Al di là degli aspetti squisitamente patologici, vi sono due vissuti, intimamente legati, che serpeggiano fra gli adolescenti e i postadolescenti: il senso di vuoto e la noia.
Il “vuoto” potrebbe rappresentare il concavo rispetto al convesso: un necessario momento volto a mettere a fuoco i propri desideri e le proprie aspirazioni. Sentire una mancanza, una lacuna come anticipazione dei tentativi e delle esperienze per colmarla. Il senso di vuoto come una molla per costruire sé stessi in relazione agli altri. Invece, ahinoi, troppe volte quel “vuoto” è sterile e i comportamenti messi in atto per superarlo lo rendono ancor più penoso, acuto e paradossale.

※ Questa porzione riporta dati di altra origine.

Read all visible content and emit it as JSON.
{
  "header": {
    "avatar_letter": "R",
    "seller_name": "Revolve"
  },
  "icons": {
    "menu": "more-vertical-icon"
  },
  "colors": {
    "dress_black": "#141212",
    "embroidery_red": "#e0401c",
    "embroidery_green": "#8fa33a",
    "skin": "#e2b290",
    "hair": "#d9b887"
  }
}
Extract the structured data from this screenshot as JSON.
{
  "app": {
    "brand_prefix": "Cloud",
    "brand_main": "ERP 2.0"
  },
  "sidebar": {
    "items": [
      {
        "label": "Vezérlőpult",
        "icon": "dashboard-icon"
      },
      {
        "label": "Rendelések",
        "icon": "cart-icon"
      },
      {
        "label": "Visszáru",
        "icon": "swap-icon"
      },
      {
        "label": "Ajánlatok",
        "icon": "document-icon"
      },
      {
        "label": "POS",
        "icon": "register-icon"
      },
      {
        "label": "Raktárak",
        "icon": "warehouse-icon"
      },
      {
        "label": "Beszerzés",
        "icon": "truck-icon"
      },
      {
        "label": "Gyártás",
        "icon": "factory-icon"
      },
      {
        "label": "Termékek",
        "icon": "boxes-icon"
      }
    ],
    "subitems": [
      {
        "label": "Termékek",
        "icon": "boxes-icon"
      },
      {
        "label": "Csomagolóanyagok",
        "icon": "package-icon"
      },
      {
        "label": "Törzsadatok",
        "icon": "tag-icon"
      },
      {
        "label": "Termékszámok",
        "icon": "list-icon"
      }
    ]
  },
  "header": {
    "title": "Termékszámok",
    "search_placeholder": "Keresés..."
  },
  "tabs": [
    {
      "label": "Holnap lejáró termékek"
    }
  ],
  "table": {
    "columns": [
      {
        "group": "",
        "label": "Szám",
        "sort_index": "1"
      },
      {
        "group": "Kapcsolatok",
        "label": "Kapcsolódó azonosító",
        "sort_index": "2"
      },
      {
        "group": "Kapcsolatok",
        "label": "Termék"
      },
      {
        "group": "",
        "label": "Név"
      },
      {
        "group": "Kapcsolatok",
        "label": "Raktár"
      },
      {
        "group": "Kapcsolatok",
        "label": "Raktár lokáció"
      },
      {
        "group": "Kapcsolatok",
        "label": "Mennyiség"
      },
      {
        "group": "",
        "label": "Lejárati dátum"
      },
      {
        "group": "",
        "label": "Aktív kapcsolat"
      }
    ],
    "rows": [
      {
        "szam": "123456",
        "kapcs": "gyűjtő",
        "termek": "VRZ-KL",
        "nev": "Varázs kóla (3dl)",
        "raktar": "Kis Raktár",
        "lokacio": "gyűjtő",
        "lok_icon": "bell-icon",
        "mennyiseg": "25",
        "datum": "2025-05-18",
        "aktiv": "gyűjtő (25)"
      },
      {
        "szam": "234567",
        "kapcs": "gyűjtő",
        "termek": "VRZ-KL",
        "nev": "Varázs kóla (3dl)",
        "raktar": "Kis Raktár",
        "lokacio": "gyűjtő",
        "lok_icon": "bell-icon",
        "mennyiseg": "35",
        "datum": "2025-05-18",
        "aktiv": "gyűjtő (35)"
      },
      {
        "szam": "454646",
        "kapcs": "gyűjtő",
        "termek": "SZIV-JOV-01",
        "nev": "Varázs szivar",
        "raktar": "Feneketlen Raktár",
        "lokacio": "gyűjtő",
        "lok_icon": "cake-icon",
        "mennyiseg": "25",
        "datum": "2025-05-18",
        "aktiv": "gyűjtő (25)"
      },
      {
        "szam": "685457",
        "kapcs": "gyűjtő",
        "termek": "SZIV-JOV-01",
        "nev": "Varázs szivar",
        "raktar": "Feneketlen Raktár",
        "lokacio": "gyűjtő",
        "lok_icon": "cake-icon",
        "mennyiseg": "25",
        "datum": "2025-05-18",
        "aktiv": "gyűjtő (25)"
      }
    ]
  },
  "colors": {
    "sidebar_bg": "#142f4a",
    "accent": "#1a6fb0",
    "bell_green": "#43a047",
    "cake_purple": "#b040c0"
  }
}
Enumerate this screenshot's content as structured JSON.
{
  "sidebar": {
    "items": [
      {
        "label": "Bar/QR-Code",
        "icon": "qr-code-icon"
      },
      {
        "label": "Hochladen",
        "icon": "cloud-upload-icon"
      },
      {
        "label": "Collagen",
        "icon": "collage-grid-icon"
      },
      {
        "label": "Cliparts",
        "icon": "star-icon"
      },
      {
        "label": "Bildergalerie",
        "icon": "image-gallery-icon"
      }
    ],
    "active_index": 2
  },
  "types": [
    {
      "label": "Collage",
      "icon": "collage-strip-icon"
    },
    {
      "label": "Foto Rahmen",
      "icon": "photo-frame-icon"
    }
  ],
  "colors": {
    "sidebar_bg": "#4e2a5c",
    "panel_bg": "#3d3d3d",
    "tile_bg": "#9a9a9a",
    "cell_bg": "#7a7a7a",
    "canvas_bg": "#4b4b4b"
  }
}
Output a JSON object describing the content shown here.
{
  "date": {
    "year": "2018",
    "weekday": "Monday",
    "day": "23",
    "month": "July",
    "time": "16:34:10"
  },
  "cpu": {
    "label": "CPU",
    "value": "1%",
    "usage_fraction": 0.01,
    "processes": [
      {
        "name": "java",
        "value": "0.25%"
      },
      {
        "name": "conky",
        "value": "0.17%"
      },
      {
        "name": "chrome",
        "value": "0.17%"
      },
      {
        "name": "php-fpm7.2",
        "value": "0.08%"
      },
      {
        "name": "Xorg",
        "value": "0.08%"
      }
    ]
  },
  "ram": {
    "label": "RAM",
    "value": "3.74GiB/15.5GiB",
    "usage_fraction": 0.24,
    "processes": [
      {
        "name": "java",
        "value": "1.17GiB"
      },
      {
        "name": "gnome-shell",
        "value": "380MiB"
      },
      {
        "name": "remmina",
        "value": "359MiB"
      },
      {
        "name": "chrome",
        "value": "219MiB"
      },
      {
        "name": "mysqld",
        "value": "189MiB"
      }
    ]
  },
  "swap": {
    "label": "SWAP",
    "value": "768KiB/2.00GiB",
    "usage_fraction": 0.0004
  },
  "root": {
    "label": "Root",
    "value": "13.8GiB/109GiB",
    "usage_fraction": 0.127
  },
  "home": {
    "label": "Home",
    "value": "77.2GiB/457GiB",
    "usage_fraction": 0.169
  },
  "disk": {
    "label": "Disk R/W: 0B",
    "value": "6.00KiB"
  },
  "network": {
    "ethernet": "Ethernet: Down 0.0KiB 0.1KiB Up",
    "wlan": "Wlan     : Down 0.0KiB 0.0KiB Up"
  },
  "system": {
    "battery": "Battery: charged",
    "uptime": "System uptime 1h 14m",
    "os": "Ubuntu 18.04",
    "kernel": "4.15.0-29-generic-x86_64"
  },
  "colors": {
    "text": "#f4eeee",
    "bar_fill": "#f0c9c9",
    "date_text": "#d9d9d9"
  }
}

Tentativi analoghi a quelli per esorcizzare la “noia”, ad esempio da parte dei “cacciatori di emozioni forti”. È proprio l’incapacità di godere e di vivere i propri stati d’animo, la propria affettività, la propria emotività, i propri sentimenti a trovare espressione nella “noia”. Non (solo) la mancanza o la povertà degli stimoli.
Qualche esempio. Il cantautore Franco Battiato, come mille e mille altre persone, ha vissuto, da ragazzo, la povertà degli stimoli che riceveva nel suo paesino d’origine come sprone per emigrare nella metropoli. E i ragazzi o le ragazze degli anni Sessanta e Settanta, trovandosi “stretti” in famiglia, non di rado andavano via di casa. “Fughe” più o meno (in)felici. Mentre oggi, spesso, si fugge da sé stessi restando fra le quattro mura. E i fenomeni patologici tanto dibattuti come l’Hikikomori rappresentano solo la punta dell’iceberg, la versione nosografica, quasi la “caricatura” di tendenze assai più diffuse.
Non solo. Tanto si parla del legame simbiotico dei ragazzi con i social e, più in generale, con la realtà virtuale. Ebbene, quando, da terapeuta, provo a chieder loro quale rapporto abbiano con quei mondi, quasi mai emerge l’entusiasmo o un coinvolgimento autentico. Prevalgono invece atteggiamenti di passività e di conformismo e, neanche a dirlo, vissuti di “noia” e di insoddisfazione.
Ben venga, allora, il brano musicale di Angelina Mango La noia, tale da capovolgere frasi fatte e luoghi comuni (“non ci resta che ridere”, possiamo ascoltare più volte nella canzone, ad esempio); tale, cioè, da decostruire un vocabolo che rischia altrimenti di non significare più nulla. E forse il messaggio è in parte giunto a destinazione, visto il successo mondiale del componimento. A riprova che l’arte può essere più efficace di tanti bla bla bla.